The Real World: Baghdad

From CJR Daily:

Adel, the rock star of the three, with his big black shades, spiky hair, and goatee, looks at the camera and describes how his date went last night. “The vast majority of girls will not allow you to get where you want,” he says coyly. We hear you, brother. But then he stops, considering the girl and the evening, and says, “It’s not cool when you’re on a date and explosions happen.” Then we cut to Saif, the stoner, usually in a wife-beater and clutching a hookah, just about to talk about what premarital sex is like, when a helicopter swoops down low and drowns out all sound. “American choppers make such a noise…” he yells and sits back in his lawn chair, smiling.

Where are we? Well, Baghdad it seems. But this is Baghdad thrown into an MTV blender and served in a glass with a cocktail umbrella.
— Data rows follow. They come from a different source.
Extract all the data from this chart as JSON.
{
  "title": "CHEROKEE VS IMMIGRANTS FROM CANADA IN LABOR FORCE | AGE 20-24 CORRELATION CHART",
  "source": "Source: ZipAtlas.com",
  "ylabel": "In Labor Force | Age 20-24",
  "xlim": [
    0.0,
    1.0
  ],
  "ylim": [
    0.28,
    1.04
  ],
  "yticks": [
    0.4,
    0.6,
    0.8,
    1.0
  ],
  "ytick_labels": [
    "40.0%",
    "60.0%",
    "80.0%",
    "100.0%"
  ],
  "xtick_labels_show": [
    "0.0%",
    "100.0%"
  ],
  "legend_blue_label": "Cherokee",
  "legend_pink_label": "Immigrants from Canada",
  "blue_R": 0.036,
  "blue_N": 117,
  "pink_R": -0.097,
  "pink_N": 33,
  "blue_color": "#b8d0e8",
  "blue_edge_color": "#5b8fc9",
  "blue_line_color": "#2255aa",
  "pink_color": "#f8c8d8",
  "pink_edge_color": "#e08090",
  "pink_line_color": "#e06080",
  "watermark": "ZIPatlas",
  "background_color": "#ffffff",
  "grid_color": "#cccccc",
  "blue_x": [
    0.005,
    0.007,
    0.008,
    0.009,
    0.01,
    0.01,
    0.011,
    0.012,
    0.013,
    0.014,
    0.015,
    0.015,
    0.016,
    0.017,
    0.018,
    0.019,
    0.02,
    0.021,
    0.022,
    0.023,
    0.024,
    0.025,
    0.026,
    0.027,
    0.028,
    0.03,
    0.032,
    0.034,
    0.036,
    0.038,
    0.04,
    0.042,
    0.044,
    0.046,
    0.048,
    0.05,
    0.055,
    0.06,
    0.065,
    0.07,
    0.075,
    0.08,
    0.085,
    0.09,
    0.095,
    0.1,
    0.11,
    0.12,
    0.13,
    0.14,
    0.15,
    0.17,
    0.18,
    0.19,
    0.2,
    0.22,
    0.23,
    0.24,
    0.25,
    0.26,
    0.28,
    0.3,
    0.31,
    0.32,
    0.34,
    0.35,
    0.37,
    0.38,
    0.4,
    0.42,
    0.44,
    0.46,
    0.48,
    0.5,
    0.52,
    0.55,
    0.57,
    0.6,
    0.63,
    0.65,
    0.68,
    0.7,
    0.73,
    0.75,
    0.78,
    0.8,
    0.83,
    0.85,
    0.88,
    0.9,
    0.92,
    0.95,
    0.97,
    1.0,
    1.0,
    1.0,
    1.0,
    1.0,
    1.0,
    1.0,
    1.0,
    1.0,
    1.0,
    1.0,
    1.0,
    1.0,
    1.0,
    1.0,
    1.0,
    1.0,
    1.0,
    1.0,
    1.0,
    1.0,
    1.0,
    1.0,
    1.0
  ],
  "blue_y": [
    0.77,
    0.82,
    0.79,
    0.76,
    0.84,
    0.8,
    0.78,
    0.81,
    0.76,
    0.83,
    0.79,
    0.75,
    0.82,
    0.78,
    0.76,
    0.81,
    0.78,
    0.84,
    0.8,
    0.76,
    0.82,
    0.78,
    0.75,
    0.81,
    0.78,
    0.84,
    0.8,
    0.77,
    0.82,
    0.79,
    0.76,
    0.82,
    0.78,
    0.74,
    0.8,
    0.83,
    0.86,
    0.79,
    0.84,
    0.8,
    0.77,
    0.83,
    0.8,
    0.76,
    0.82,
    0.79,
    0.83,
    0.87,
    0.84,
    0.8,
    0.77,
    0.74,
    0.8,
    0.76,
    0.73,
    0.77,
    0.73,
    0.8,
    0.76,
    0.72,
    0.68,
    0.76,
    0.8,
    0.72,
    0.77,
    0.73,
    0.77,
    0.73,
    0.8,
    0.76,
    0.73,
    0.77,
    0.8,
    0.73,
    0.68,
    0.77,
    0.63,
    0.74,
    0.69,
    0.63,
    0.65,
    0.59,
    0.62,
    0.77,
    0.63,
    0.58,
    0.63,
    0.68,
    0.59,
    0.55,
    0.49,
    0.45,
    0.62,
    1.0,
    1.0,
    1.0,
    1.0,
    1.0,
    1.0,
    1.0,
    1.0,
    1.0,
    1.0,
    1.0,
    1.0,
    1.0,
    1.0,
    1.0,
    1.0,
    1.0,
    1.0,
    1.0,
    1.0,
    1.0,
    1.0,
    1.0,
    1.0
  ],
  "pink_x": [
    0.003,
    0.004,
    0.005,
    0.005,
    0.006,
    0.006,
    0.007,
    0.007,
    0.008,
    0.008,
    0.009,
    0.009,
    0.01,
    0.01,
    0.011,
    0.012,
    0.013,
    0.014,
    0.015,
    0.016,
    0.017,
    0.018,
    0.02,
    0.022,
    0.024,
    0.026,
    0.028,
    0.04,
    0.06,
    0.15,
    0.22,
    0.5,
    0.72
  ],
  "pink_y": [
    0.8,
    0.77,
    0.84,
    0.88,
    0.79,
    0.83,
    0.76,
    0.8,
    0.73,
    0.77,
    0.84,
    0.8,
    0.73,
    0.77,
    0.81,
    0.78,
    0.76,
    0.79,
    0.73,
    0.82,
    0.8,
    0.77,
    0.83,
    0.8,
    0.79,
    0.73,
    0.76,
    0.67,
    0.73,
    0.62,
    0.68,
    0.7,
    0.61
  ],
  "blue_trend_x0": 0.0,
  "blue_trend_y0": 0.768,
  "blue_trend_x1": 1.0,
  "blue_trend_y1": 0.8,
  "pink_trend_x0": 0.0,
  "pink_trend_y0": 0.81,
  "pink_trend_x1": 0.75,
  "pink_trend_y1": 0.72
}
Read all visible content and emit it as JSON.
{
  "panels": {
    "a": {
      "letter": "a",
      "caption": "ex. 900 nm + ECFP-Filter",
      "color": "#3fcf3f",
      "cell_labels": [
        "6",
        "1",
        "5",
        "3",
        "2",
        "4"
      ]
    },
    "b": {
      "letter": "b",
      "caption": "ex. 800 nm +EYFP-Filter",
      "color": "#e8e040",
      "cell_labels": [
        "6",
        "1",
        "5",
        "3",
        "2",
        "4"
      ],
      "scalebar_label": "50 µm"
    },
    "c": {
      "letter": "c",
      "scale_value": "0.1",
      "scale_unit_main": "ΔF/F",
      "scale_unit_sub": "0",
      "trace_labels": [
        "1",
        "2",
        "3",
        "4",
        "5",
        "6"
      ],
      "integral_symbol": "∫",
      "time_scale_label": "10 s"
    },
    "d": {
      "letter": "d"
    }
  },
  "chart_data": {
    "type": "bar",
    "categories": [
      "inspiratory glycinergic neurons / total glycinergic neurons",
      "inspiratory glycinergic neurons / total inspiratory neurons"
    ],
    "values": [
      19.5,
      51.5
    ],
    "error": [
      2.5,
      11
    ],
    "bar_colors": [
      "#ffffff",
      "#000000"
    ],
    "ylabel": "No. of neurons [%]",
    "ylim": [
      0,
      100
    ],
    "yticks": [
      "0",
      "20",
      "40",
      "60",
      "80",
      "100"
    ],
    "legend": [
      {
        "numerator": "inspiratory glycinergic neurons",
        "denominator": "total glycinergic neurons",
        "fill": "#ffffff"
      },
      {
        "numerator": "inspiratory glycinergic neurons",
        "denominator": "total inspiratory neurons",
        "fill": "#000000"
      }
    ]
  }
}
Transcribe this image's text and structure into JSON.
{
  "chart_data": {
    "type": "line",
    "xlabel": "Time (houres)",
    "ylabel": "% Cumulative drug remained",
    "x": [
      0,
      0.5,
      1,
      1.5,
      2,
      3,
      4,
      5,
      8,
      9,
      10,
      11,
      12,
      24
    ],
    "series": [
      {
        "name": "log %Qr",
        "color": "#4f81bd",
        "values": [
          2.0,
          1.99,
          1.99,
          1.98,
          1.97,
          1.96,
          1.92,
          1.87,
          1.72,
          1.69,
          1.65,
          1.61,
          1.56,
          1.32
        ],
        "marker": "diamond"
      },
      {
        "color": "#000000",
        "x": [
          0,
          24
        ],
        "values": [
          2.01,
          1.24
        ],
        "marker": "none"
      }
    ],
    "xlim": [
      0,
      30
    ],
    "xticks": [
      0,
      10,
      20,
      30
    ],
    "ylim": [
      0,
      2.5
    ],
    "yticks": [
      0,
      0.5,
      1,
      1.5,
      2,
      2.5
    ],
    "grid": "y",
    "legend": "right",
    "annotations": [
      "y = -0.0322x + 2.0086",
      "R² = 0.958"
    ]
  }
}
The Los Angeles Times reported today on a new Internet sensation, “Hometown Baghdad,” a series made up of two-minute segments that chronicle the lives of three young men (Ausama, Saif, and Adel) trying to live normal lives in Iraq - the producers intended to include a woman but the logistics were too difficult. Filmed by Iraqis in what we imagine to be very dangerous circumstances, and then edited in New York, the short films are a remarkably complex look at life in Baghdad. There is a certain kind of unexpected normalcy to the three men’s lives. They have dinner with their families, hang out with friends, date. But there is always the constant reminder that they are living in a war zone, or, as Saif describes it, “hell.”

. . .

Unfortunately, it seems Chat the Planet had to turn to the Internet to gain viewers for these stories because the television networks it initially approached turned it down, claiming that the idea for the show was too depressing and that Americans were anyway far too saturated with news from Iraq.

. . .

Now, with millions of viewers online, those same dismissive television executives are beating down the doors of the creators of “Hometown Baghdad” to get a piece of it. Figures.